The phone rang at 2:30 a.m. the morning of April 24. Numbly, dumbly, mopingly, gropingly, out of the dark, I find and identify a body, a self, a task. “Goodman,” I say into the receiver, propped up on one arm, still coming a long way back.

“Bombing and homicide,” he electrically eunuchoid voice in the transmitter tells me. I sleep naked (sorry about that), and I’m putting on my drawers and trousers as I copy the address. East Sixty-eighth Street, near the Council on Foreign Relations. “Moving,” I say, hanging up.

“What? Is?” Rebecca mumbles from the bed. She’s naked, too, and that recalls very pleasant memories of a few hours earlier. I suppose some of you will be shocked when I tell you I’m past sixty and she’s only twenty-five. It doesn’t make it any better that we’re married, I know.

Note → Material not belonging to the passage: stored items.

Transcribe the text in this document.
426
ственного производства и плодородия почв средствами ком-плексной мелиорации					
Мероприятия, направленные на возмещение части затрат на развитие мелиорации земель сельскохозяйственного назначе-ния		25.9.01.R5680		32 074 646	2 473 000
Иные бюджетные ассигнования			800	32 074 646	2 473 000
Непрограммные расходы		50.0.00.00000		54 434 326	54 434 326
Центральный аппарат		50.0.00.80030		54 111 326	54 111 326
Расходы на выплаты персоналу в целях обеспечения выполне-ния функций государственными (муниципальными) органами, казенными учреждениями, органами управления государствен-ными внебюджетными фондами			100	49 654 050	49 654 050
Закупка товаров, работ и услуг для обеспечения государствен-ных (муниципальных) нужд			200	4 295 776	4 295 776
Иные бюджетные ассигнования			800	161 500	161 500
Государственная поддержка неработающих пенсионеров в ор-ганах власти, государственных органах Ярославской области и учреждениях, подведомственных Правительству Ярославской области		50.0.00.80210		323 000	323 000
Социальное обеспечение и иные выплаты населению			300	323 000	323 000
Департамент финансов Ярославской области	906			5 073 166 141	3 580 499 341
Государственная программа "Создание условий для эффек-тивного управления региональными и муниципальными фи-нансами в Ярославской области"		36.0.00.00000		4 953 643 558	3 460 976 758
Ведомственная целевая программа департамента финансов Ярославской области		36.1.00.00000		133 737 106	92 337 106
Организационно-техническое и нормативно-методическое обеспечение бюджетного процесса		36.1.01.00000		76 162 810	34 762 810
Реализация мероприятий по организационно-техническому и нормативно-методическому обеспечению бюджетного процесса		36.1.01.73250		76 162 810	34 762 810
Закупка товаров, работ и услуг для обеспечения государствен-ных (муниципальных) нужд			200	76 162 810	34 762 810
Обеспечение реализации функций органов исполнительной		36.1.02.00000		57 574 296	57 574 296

This isn’t a bad body, for its age, and seeing Rebecca, most of the sheets thrown aside, reminds me just how good it is. In fact, at this point I don’t even remember having been the ringmaster, or what echo I retain is confused with sleep and dream. I kiss her neck, unselfconsciously, for she is my wife and I am her husband, and even if I am an inspector on the Homicide Squad—Homicide North, to be exact—any notions about being a stranger in this body have vanished with my dreams into air. Into thin air.

“What?” Rebecca repeats, still more asleep than awake.

“Damned fool radicals again,” I say, pulling on my shirt, knowing any answer is as good as another in her half-conscious state.

“Um,” she says, satisfied, and turns over into deep sleep again.

I washed my face somewhat, tired old man watching me from the mirror, and ran a brush through my hair. Just time enough to think that retirement was only a few years away and to remember a certain hypodermic needle and a day in the Catskills with my first wife, Sandra, back when they at least had clean air up there … socks, shoes, tie, fedora … and you never stop mourning, as much as I loved Rebecca I never stopped mourning Sandra. Bombing
and
homicide. What a
meshuganah
world. Do you remember when you could at least drive in New York at three in the morning without traffic jams? Those
days were gone; the trucks that were banned in the daytime were all making their deliveries now. Everybody was supposed to pretend the pollution went away before dawn. Papa used to say, “Saul, Saul, they did it to the Indians and now they’re doing it to themselves.
Goyische narrs.”
He left Russia to escape the pogrom of 1905, but I guess he saw a lot before he got out. He seemed like a cynical old man to me then, and I seem like a cynical old man to others now. Is there any pattern or sense in any of it?